Foto: Juan Ignacio de Frutos

miércoles, 3 de septiembre de 2014

Relato canalla tras mucho tiempo sin pasar por aquí. Ustedes perdonen


Sólo sé que el amor es una cosa que les pasa a otros. Desde que me divorcié de Laura, no puede decirse que lo mío sea el romanticismo. Claro que, durante el tiempo que estuve casado, tampoco despilfarré mucho en rosas. Sí lo hice en disculpas: nunca fui el marido ideal y hube de pedir perdón con frecuencia,  justo hasta el momento en el que supe en el taxi que me llevaba a casa borracho como una cuba, tras cientos de llamadas perdidas de mi mujer, que ése no era el concepto que Laura tenía de matrimonio. Y no, tampoco era el que tenía yo. La diferencia entre ella y yo era que a ella le gustaba su idea, y yo odiaba la mía. Digo más: ella imaginaba que algún día llegaríamos a ese estado ideal en el que ir a hacer la compra al mercado sería lo más parecido a una fiesta, siempre y cuando la hiciéramos juntos comentando, cómplices, calidades y nivel de frescura.
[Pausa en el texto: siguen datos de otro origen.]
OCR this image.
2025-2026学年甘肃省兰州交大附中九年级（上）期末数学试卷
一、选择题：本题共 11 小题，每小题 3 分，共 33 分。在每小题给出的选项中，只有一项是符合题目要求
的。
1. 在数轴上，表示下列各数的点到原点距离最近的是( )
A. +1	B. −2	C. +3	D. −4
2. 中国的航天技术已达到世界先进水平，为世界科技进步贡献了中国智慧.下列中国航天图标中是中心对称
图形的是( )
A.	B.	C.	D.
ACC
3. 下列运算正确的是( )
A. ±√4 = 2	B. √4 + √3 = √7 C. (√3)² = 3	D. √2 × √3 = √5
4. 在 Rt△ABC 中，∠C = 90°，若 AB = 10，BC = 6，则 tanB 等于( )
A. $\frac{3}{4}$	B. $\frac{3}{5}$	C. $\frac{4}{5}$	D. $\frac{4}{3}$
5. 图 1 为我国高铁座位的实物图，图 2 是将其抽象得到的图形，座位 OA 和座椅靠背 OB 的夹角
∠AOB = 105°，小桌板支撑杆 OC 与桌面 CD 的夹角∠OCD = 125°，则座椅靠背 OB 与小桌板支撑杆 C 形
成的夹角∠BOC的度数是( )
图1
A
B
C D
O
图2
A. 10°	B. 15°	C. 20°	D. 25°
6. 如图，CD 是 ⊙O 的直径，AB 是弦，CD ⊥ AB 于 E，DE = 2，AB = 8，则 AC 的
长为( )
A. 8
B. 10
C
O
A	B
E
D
Y a mí esa posibilidad remota me hacía vomitar. Que fue exactamente lo que sucedió en el frenazo ante el último semáforo.
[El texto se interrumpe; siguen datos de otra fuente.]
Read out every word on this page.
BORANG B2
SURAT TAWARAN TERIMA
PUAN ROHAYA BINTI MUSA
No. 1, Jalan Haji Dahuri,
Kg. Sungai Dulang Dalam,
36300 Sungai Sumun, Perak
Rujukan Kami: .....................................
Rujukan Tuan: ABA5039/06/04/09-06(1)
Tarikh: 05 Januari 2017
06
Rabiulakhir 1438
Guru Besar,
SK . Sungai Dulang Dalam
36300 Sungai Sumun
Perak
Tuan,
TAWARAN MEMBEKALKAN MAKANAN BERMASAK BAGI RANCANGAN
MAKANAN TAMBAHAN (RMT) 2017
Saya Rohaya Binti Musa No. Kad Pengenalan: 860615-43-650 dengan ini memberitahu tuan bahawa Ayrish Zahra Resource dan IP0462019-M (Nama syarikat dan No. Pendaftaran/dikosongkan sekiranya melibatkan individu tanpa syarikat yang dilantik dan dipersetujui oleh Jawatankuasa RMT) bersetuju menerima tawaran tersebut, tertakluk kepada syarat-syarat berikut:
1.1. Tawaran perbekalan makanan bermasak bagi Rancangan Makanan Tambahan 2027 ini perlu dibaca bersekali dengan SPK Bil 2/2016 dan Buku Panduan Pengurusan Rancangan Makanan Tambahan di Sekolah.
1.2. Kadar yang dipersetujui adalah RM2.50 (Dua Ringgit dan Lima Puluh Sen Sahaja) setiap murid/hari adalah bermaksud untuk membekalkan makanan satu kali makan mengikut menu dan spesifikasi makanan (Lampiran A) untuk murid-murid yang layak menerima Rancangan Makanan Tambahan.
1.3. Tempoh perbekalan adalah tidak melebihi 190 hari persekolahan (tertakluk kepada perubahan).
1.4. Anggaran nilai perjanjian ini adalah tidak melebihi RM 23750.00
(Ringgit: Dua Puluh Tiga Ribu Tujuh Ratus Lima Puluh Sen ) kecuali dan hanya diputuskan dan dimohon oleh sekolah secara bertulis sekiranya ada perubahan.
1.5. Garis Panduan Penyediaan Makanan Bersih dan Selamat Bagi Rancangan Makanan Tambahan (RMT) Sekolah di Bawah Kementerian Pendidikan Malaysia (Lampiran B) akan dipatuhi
La separación tuvo lugar sin más exabruptos que los que se suponen normales,  algún “wasap” ofensivo por su parte, cierta debilidad nocturna por la mía que aliviaba en cualquier bar. Nada nuevo; llevábamos años haciendo lo mismo con distintas excusas. Lo único que me sorprendió de aquel proceso es que no fuera mi mujer la que decidiera poner fin a esa pantomima y que incluso derramara alguna lágrima o fingiera que no lo esperaba.
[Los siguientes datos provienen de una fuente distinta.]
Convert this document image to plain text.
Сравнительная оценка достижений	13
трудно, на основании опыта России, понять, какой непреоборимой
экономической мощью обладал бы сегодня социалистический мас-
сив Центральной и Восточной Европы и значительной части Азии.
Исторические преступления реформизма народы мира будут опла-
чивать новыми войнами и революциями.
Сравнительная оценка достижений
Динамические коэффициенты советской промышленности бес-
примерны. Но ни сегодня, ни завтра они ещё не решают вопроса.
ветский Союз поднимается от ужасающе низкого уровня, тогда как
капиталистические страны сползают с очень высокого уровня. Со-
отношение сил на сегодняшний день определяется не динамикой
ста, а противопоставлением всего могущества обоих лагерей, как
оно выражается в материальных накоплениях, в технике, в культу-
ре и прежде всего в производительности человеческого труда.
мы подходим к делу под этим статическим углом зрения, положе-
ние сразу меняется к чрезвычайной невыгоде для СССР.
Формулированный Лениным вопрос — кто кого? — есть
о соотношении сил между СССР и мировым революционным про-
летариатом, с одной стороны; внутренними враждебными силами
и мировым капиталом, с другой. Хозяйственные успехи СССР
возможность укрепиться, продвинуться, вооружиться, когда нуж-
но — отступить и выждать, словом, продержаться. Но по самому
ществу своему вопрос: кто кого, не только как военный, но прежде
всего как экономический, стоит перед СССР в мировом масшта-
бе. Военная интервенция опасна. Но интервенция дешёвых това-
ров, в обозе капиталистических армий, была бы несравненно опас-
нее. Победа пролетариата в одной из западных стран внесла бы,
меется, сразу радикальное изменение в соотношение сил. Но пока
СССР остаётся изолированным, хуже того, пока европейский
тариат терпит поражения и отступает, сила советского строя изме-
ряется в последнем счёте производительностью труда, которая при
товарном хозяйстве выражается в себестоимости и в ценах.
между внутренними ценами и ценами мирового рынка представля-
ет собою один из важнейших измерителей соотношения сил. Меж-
Sí, el amor es esa cosa que les ocurre a otros y no a mí, que ya he echado en el olvido los 30 y acaricio la temida crisis de los 40. No, no me compraré una moto. Soy un solitario empedernido y algo crápula, pero no un gilipollas. Soy bueno en mi trabajo, muchas mañanas me duele la cabeza, hago un poco de ejercicio sin más finalidad que la de seguir postulándome como amante ocasional de no más de dos noches y, de vez en cuando, sólo de vez en cuando, echo de menos el calor del hogar, pero enseguida se me pasa. Es decir, soy un ser convencional. Tipos como yo los hay a patadas por los bares.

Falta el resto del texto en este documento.